In the previous exercise, the input datasets were converted into DMatrix data on the fly, but when you use the xgboost cv object, you have to first explicitly convert your data into a DMatrix. So, that's what you will do here before running cross-validation on churn_data.

**Instructions**

* Create a `DMatrix` called `churn_dmatrix` from churn_data using `xgb.DMatrix()`. The features are available in X and the labels in y.
* Perform 3-fold cross-validation by calling `xgb.cv()`. dtrain is your `churn_dmatrix`, `params` is your parameter dictionary, nfold is the number of cross-validation folds (`3`), num_boost_round is the number of trees we want to build (`5`), metrics is the metric you want to compute (this will be `"error"`, which we will convert to an accuracy).



In [None]:
# Create arrays for the features and the target: X, y
X, y = churn_data.iloc[:,:-1], churn_data.iloc[:,-1]

# Create the DMatrix from X and y: churn_dmatrix
churn_dmatrix = xgb.DMatrix(data=X, label=y)

# Create the parameter dictionary: params
params = {"objective":"reg:logistic", "max_depth":3}

# Perform cross-validation: cv_results
cv_results = xgb.cv(dtrain=churn_dmatrix, params=params, 
                  nfold=3, num_boost_round=5, 
                  metrics="error", as_pandas=True, seed=123)

# Print cv_results
print(cv_results)

# Print the accuracy
print(((1-cv_results["test-error-mean"]).iloc[-1]))

In [None]:
# Perform cross_validation: cv_results
cv_results = xgb.cv(dtrain=churn_dmatrix, params=params, 
                  nfold=3, num_boost_round=5, 
                  metrics="auc", as_pandas=True, seed=123)

# Print cv_results
print(cv_results)

# Print the AUC
print((cv_results["test-auc-mean"]).iloc[-1])

### 2. When to use XGBoost
* Given that I've already talked a bit about when and where XGBoost shines, some of this shouldn't come as a surprise to you. You should consider using XGBoost for any supervised machine learning task that fits the following criteria: You have a large number of training examples. Although your definition of large can vary, I intend it to mean a dataset that has few features and at least 1000 examples. However, in general, as long as the number of features in your training set is smaller than the number of examples you have, you should be fine.
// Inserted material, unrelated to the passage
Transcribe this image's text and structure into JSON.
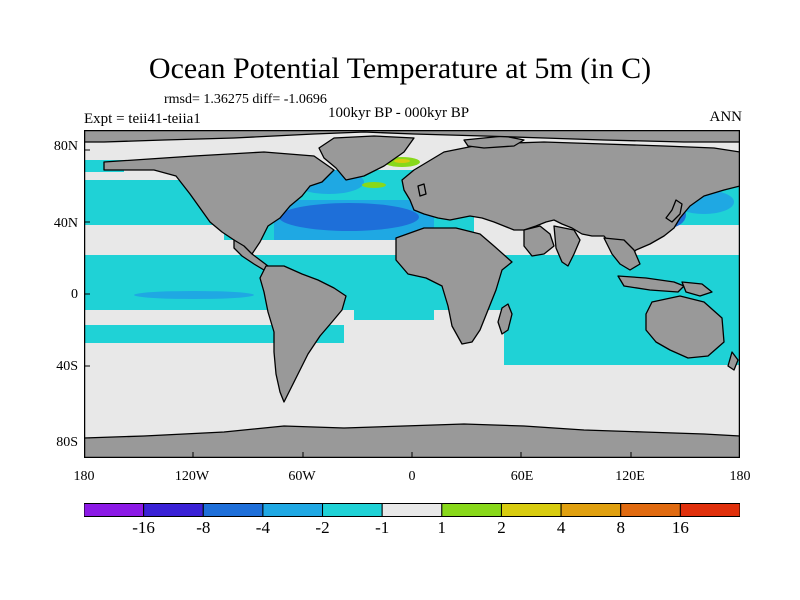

Finally, XGBoost tends to do well when you have a mixture of categorical and numeric features, or when you have just numeric features.

### 3. When to NOT use XGBoost
* When should you not use XGBoost? The most important kinds of problems where XGBoost is a suboptimal choice involve either those that have found success using other state-of-the-art algorithms or those that suffer from dataset size issues. Specifically, XGBoost is not ideally suited for image recognition, computer vision, or natural language processing and understanding problems, as those kinds of problems can be much better tackled using deep learning approaches. In terms of dataset size problems, XGBoost is not suitable when you have very small training sets ( less than 100 training examples) or when the number of training examples is significantly smaller than the number of features being used for training.